Questa volta nei bis è accaduta una cosa nuova: Styles non ha chiuso come fa di solito con Kiwi, ma ha cantato per la seconda volta il suo nuovo singolo As It Was, una riflessione sull’isolamento e il cambiamento da ballare fino alle lacrime. Il pubblico ha reagito come nemmeno Styles poteva immaginare. E questo l’ha scosso. «Sceso dal palco sono andato dritto in camerino, volevo stare da solo per un paio di minuti», mi racconta due mesi dopo. «Dopo gli One Direction non mi aspettavo di provare emozioni del genere. È stato pazzesco ed ero, come dire, non spaventato, ma avevo bisogno di un minuto. Non ero sicuro di cosa fosse. Sapevo solo che quell’energia era incredibile».

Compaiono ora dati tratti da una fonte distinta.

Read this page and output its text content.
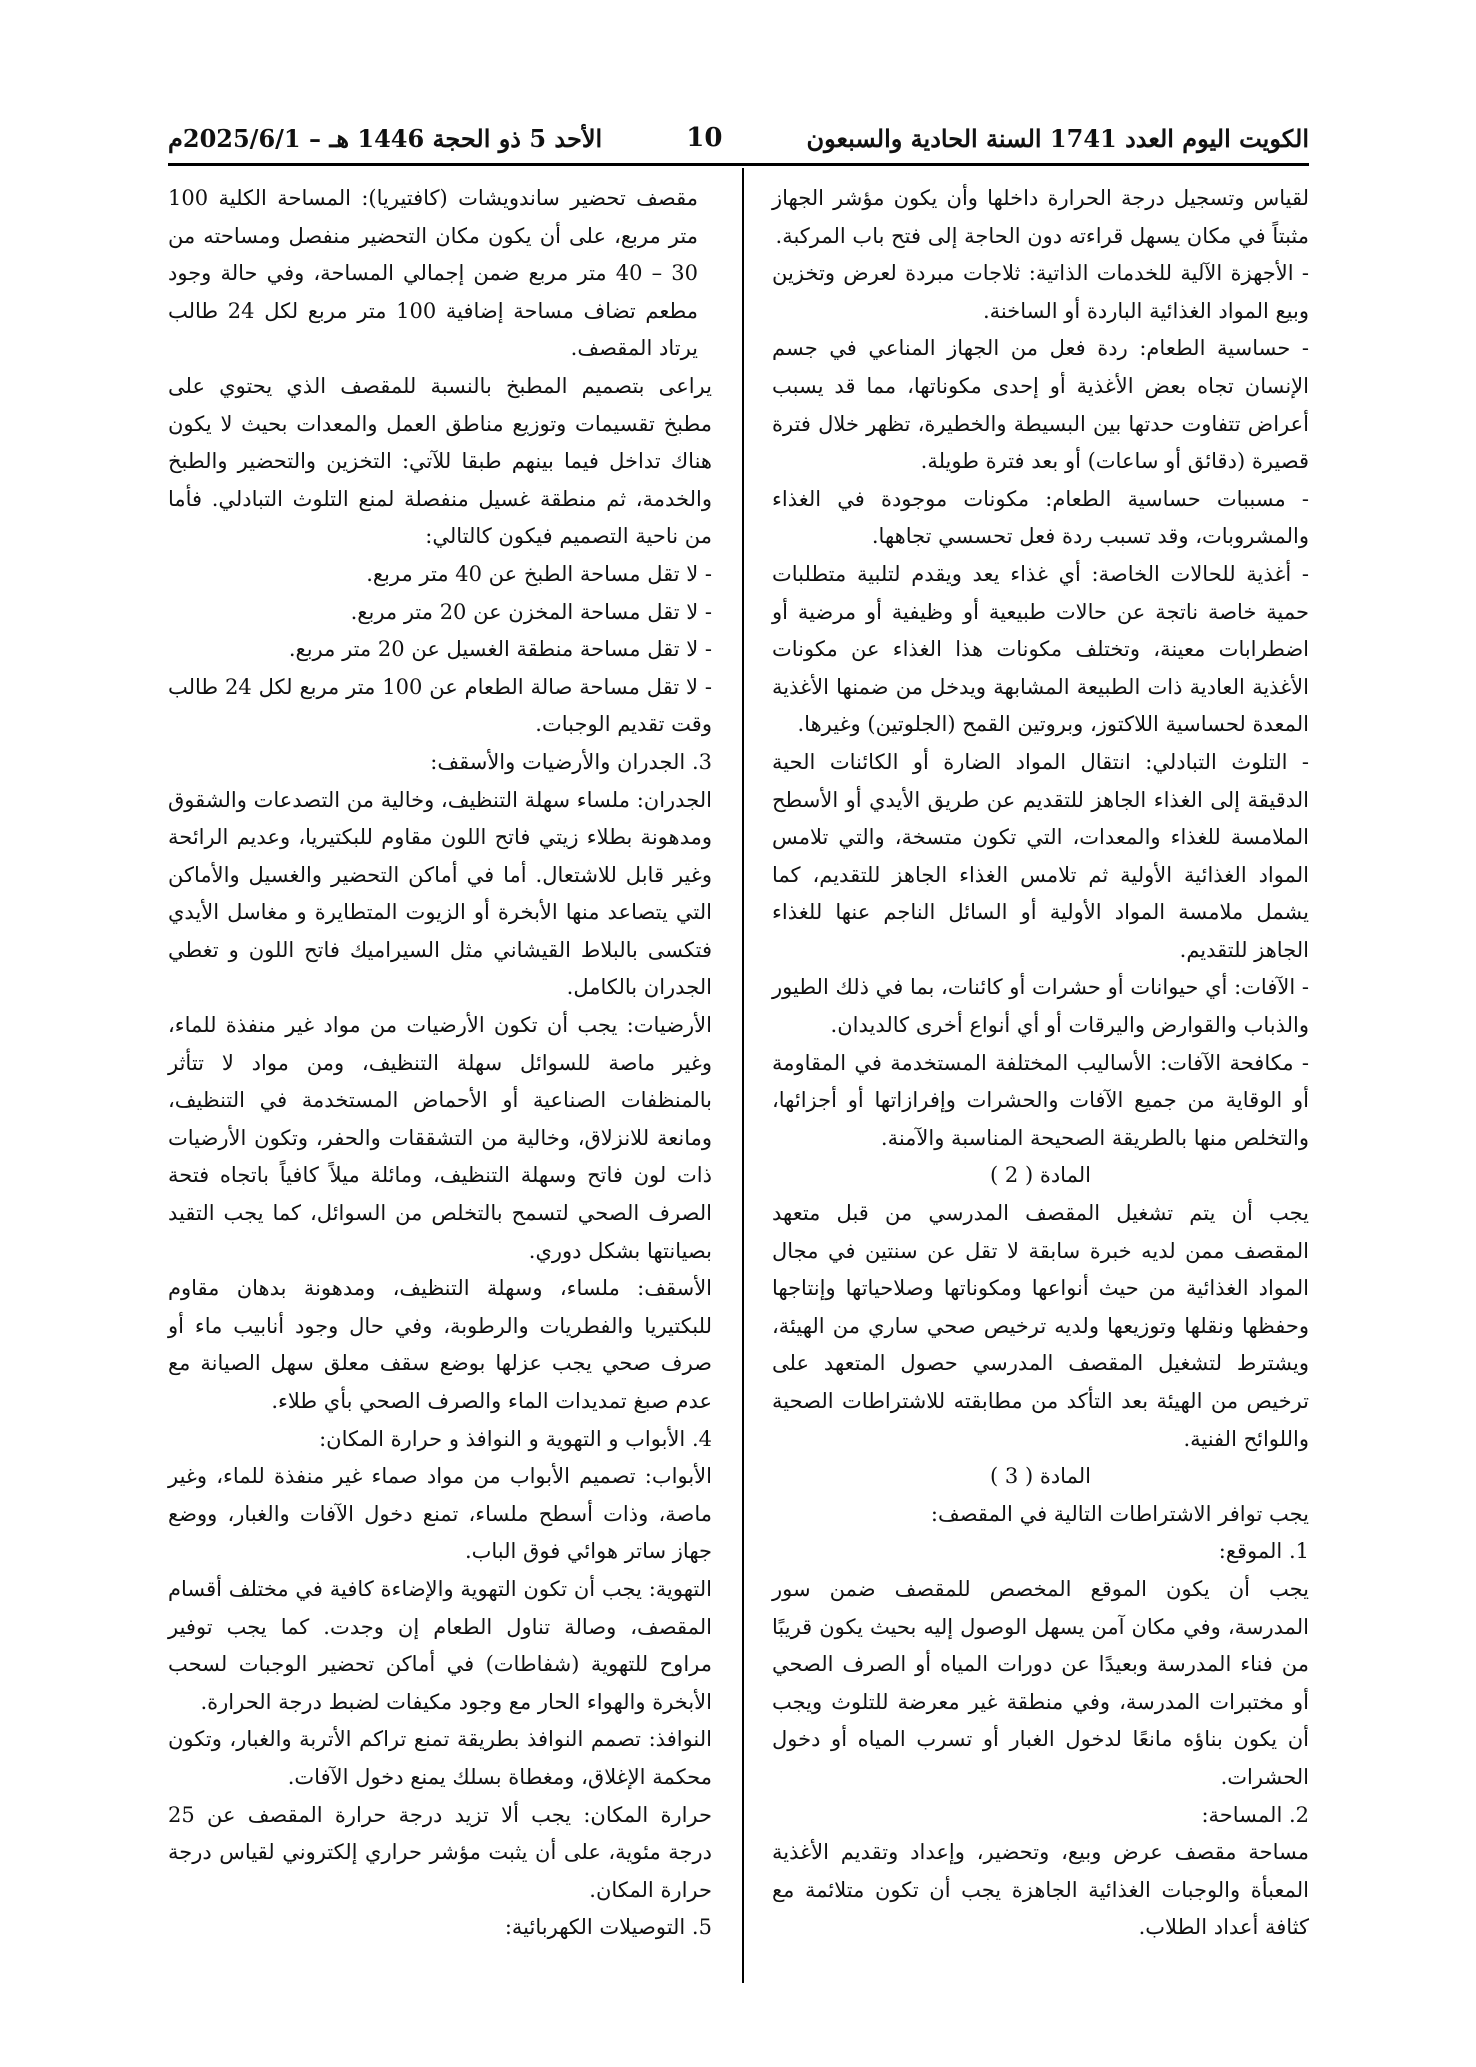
الكويت اليوم العدد 1741 السنة الحادية والسبعون
10
الأحد 5 ذو الحجة 1446 هـ – 2025/6/1م

لقياس وتسجيل درجة الحرارة داخلها وأن يكون مؤشر الجهاز مثبتاً في مكان يسهل قراءته دون الحاجة إلى فتح باب المركبة.

- الأجهزة الآلية للخدمات الذاتية: ثلاجات مبردة لعرض وتخزين وبيع المواد الغذائية الباردة أو الساخنة.

- حساسية الطعام: ردة فعل من الجهاز المناعي في جسم الإنسان تجاه بعض الأغذية أو إحدى مكوناتها، مما قد يسبب أعراض تتفاوت حدتها بين البسيطة والخطيرة، تظهر خلال فترة قصيرة (دقائق أو ساعات) أو بعد فترة طويلة.

- مسببات حساسية الطعام: مكونات موجودة في الغذاء والمشروبات، وقد تسبب ردة فعل تحسسي تجاهها.

- أغذية للحالات الخاصة: أي غذاء يعد ويقدم لتلبية متطلبات حمية خاصة ناتجة عن حالات طبيعية أو وظيفية أو مرضية أو اضطرابات معينة، وتختلف مكونات هذا الغذاء عن مكونات الأغذية العادية ذات الطبيعة المشابهة ويدخل من ضمنها الأغذية المعدة لحساسية اللاكتوز، وبروتين القمح (الجلوتين) وغيرها.

- التلوث التبادلي: انتقال المواد الضارة أو الكائنات الحية الدقيقة إلى الغذاء الجاهز للتقديم عن طريق الأيدي أو الأسطح الملامسة للغذاء والمعدات، التي تكون متسخة، والتي تلامس المواد الغذائية الأولية ثم تلامس الغذاء الجاهز للتقديم، كما يشمل ملامسة المواد الأولية أو السائل الناجم عنها للغذاء الجاهز للتقديم.

- الآفات: أي حيوانات أو حشرات أو كائنات، بما في ذلك الطيور والذباب والقوارض واليرقات أو أي أنواع أخرى كالديدان.

- مكافحة الآفات: الأساليب المختلفة المستخدمة في المقاومة أو الوقاية من جميع الآفات والحشرات وإفرازاتها أو أجزائها، والتخلص منها بالطريقة الصحيحة المناسبة والآمنة.

المادة ( 2 )

يجب أن يتم تشغيل المقصف المدرسي من قبل متعهد المقصف ممن لديه خبرة سابقة لا تقل عن سنتين في مجال المواد الغذائية من حيث أنواعها ومكوناتها وصلاحياتها وإنتاجها وحفظها ونقلها وتوزيعها ولديه ترخيص صحي ساري من الهيئة، ويشترط لتشغيل المقصف المدرسي حصول المتعهد على ترخيص من الهيئة بعد التأكد من مطابقته للاشتراطات الصحية واللوائح الفنية.

المادة ( 3 )

يجب توافر الاشتراطات التالية في المقصف:

1. الموقع:

يجب أن يكون الموقع المخصص للمقصف ضمن سور المدرسة، وفي مكان آمن يسهل الوصول إليه بحيث يكون قريبًا من فناء المدرسة وبعيدًا عن دورات المياه أو الصرف الصحي أو مختبرات المدرسة، وفي منطقة غير معرضة للتلوث ويجب أن يكون بناؤه مانعًا لدخول الغبار أو تسرب المياه أو دخول الحشرات.

2. المساحة:

مساحة مقصف عرض وبيع، وتحضير، وإعداد وتقديم الأغذية المعبأة والوجبات الغذائية الجاهزة يجب أن تكون متلائمة مع كثافة أعداد الطلاب.

مقصف تحضير ساندويشات (كافتيريا): المساحة الكلية 100 متر مربع، على أن يكون مكان التحضير منفصل ومساحته من 30 – 40 متر مربع ضمن إجمالي المساحة، وفي حالة وجود مطعم تضاف مساحة إضافية 100 متر مربع لكل 24 طالب يرتاد المقصف.

يراعى بتصميم المطبخ بالنسبة للمقصف الذي يحتوي على مطبخ تقسيمات وتوزيع مناطق العمل والمعدات بحيث لا يكون هناك تداخل فيما بينهم طبقا للآتي: التخزين والتحضير والطبخ والخدمة، ثم منطقة غسيل منفصلة لمنع التلوث التبادلي. فأما من ناحية التصميم فيكون كالتالي:

- لا تقل مساحة الطبخ عن 40 متر مربع.

- لا تقل مساحة المخزن عن 20 متر مربع.

- لا تقل مساحة منطقة الغسيل عن 20 متر مربع.

- لا تقل مساحة صالة الطعام عن 100 متر مربع لكل 24 طالب وقت تقديم الوجبات.

3. الجدران والأرضيات والأسقف:

الجدران: ملساء سهلة التنظيف، وخالية من التصدعات والشقوق ومدهونة بطلاء زيتي فاتح اللون مقاوم للبكتيريا، وعديم الرائحة وغير قابل للاشتعال. أما في أماكن التحضير والغسيل والأماكن التي يتصاعد منها الأبخرة أو الزيوت المتطايرة و مغاسل الأيدي فتكسى بالبلاط القيشاني مثل السيراميك فاتح اللون و تغطي الجدران بالكامل.

الأرضيات: يجب أن تكون الأرضيات من مواد غير منفذة للماء، وغير ماصة للسوائل سهلة التنظيف، ومن مواد لا تتأثر بالمنظفات الصناعية أو الأحماض المستخدمة في التنظيف، ومانعة للانزلاق، وخالية من التشققات والحفر، وتكون الأرضيات ذات لون فاتح وسهلة التنظيف، ومائلة ميلاً كافياً باتجاه فتحة الصرف الصحي لتسمح بالتخلص من السوائل، كما يجب التقيد بصيانتها بشكل دوري.

الأسقف: ملساء، وسهلة التنظيف، ومدهونة بدهان مقاوم للبكتيريا والفطريات والرطوبة، وفي حال وجود أنابيب ماء أو صرف صحي يجب عزلها بوضع سقف معلق سهل الصيانة مع عدم صبغ تمديدات الماء والصرف الصحي بأي طلاء.

4. الأبواب و التهوية و النوافذ و حرارة المكان:

الأبواب: تصميم الأبواب من مواد صماء غير منفذة للماء، وغير ماصة، وذات أسطح ملساء، تمنع دخول الآفات والغبار، ووضع جهاز ساتر هوائي فوق الباب.

التهوية: يجب أن تكون التهوية والإضاءة كافية في مختلف أقسام المقصف، وصالة تناول الطعام إن وجدت. كما يجب توفير مراوح للتهوية (شفاطات) في أماكن تحضير الوجبات لسحب الأبخرة والهواء الحار مع وجود مكيفات لضبط درجة الحرارة.

النوافذ: تصمم النوافذ بطريقة تمنع تراكم الأتربة والغبار، وتكون محكمة الإغلاق، ومغطاة بسلك يمنع دخول الآفات.

حرارة المكان: يجب ألا تزيد درجة حرارة المقصف عن 25 درجة مئوية، على أن يثبت مؤشر حراري إلكتروني لقياس درجة حرارة المكان.

5. التوصيلات الكهربائية:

A 28 anni, Styles ha raggiunto un nuovo livello di celebrità. Anni fa riempiva regolarmente gli stadi come membro degli One Direction, la sua boy band, ma in questa primavera/estate lo sta facendo da solo. As It Was è diventata la sua canzone più nota, stabilendo nuovi record di streaming, arrivando al numero uno in oltre 20 Paesi e passando 10 settimane di fila in vetta alla classifica americana. Visto che il suo pubblico è composto prevalentemente da ragazze, molti lo avevano relegato al ruolo di idolo belloccio per teenager (non c’è bisogno di citare decenni di storia della musica per dimostrare quanto questo preconcetto sia errato). Il vento è cambiato. «As It Was è stata apprezzata da un sacco di maschi», nota Styles. «Ma è strano anche solo dirlo perché non ho fatto il pezzo con lo scopo di conquistare gli uomini. Ma è successo».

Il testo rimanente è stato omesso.